Screen shot of dashlet displaying graph The My Network Dashlet visualizes the network of followers in an Alfresco repository. Each user that is connected to you through the follow relationship is displayed as a colored ball. You can traverse the network of who follows whom by successively drilling into the balls. Highlighting a ball provides the profile information of the user. Once you have identified someone you would like to follow or unfollow, the dashlet makes it very easy to perform that action. You can zoom in and out with the mouse wheel, and drag to view different parts of the network.

Install and Configuration

The installation and configuration of the dashlet is as painless as possible: download the amp, install it in Share, and restart the server. The dashlet will then be available for your users to add to their dashboards.

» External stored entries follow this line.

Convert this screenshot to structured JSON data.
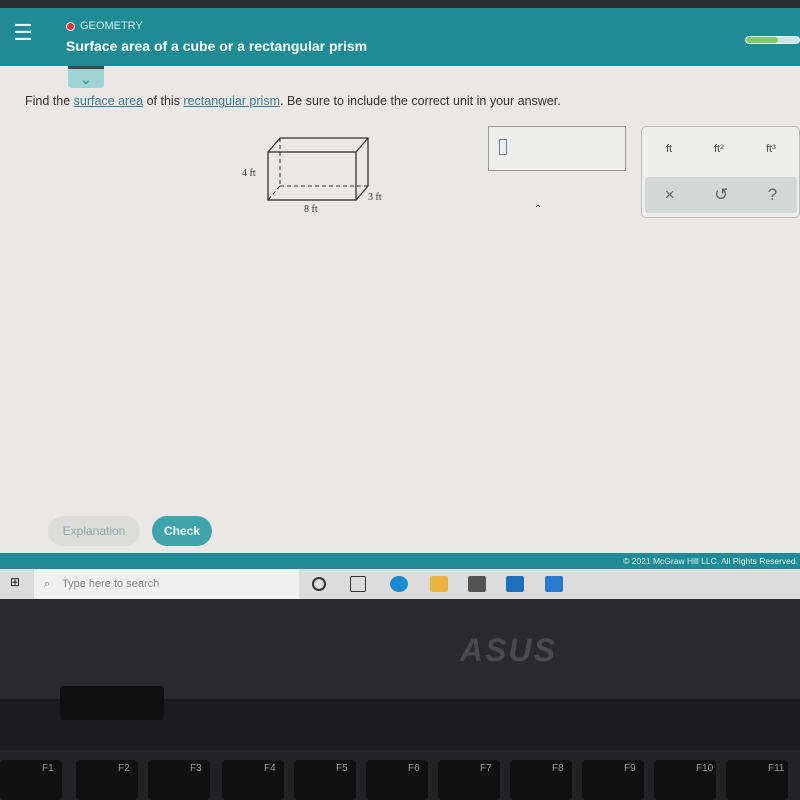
{
  "header": {
    "topic": "GEOMETRY",
    "title": "Surface area of a cube or a rectangular prism",
    "menu_icon": "hamburger-icon",
    "progress": 0.6
  },
  "question": {
    "prefix": "Find the ",
    "link1": "surface area",
    "middle": " of this ",
    "link2": "rectangular prism",
    "suffix": ". Be sure to include the correct unit in your answer."
  },
  "figure": {
    "height": "4 ft",
    "depth": "3 ft",
    "length": "8 ft"
  },
  "answer": {
    "value": ""
  },
  "keypad": {
    "units": [
      "ft",
      "ft²",
      "ft³"
    ],
    "clear": "×",
    "undo": "↺",
    "help": "?"
  },
  "buttons": {
    "explanation": "Explanation",
    "check": "Check"
  },
  "footer": {
    "copyright": "© 2021 McGraw Hill LLC. All Rights Reserved."
  },
  "taskbar": {
    "search_placeholder": "Type here to search"
  },
  "laptop": {
    "brand": "ASUS",
    "fkeys": [
      "F1",
      "F2",
      "F3",
      "F4",
      "F5",
      "F6",
      "F7",
      "F8",
      "F9",
      "F10",
      "F11"
    ]
  },
  "colors": {
    "teal": "#1f8b95",
    "check": "#3fa4ab"
  }
}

After they add the dashlet, they can select whether they want to visualize who they follow or who is following them, whether straight or curved edges are more interesting, and the number of levels deep the visualization should go. Screen shot of configuration options and help text The project page for the dashlet has clear and easy to follow instructions with good screen shots and some simple videos. The source code is available on that page as a zip package. There is currently no formal issue tracker. If you want to report a bug, contribute an enhancement, or provide other feedback, you should leave a comment on the project page in Charles' blog. The text is translated in English and French, and it is easy to insert your own translations into the message files and webscripts of the AMP. The dashlet was written for version 4.0 of Alfresco, and I tested it in version 4.2.b of Alfresco Community Edition. It should work in either Community or Enterprise edition. It is made available under the terms of the GNU GPL v3.

Development Example

This dashlet is a good example of how to build and package Share customizations. The code is well organized, commented, and easy to follow. Since the behavior of the dashlet is interesting yet simple to conceptualize, it is a great illustration of the concepts behind constructing a Share dashlet. The client side javascript used by the dashlet gets complex, but it is clearly isolated from the other parts of the package. The author points out that the same approach can be taken to express other data in Alfresco in terms of nodes in a graph: content associations, folder trees, tags, and more. The dashlet is a starting point that hopefully people will build on to produce these other visualizations. Hopefully they will also be willing to contribute their add-ons to the directory for others to benefit. If you try out the add-on, remember to leave a rating on the entry page in the add-ons directory.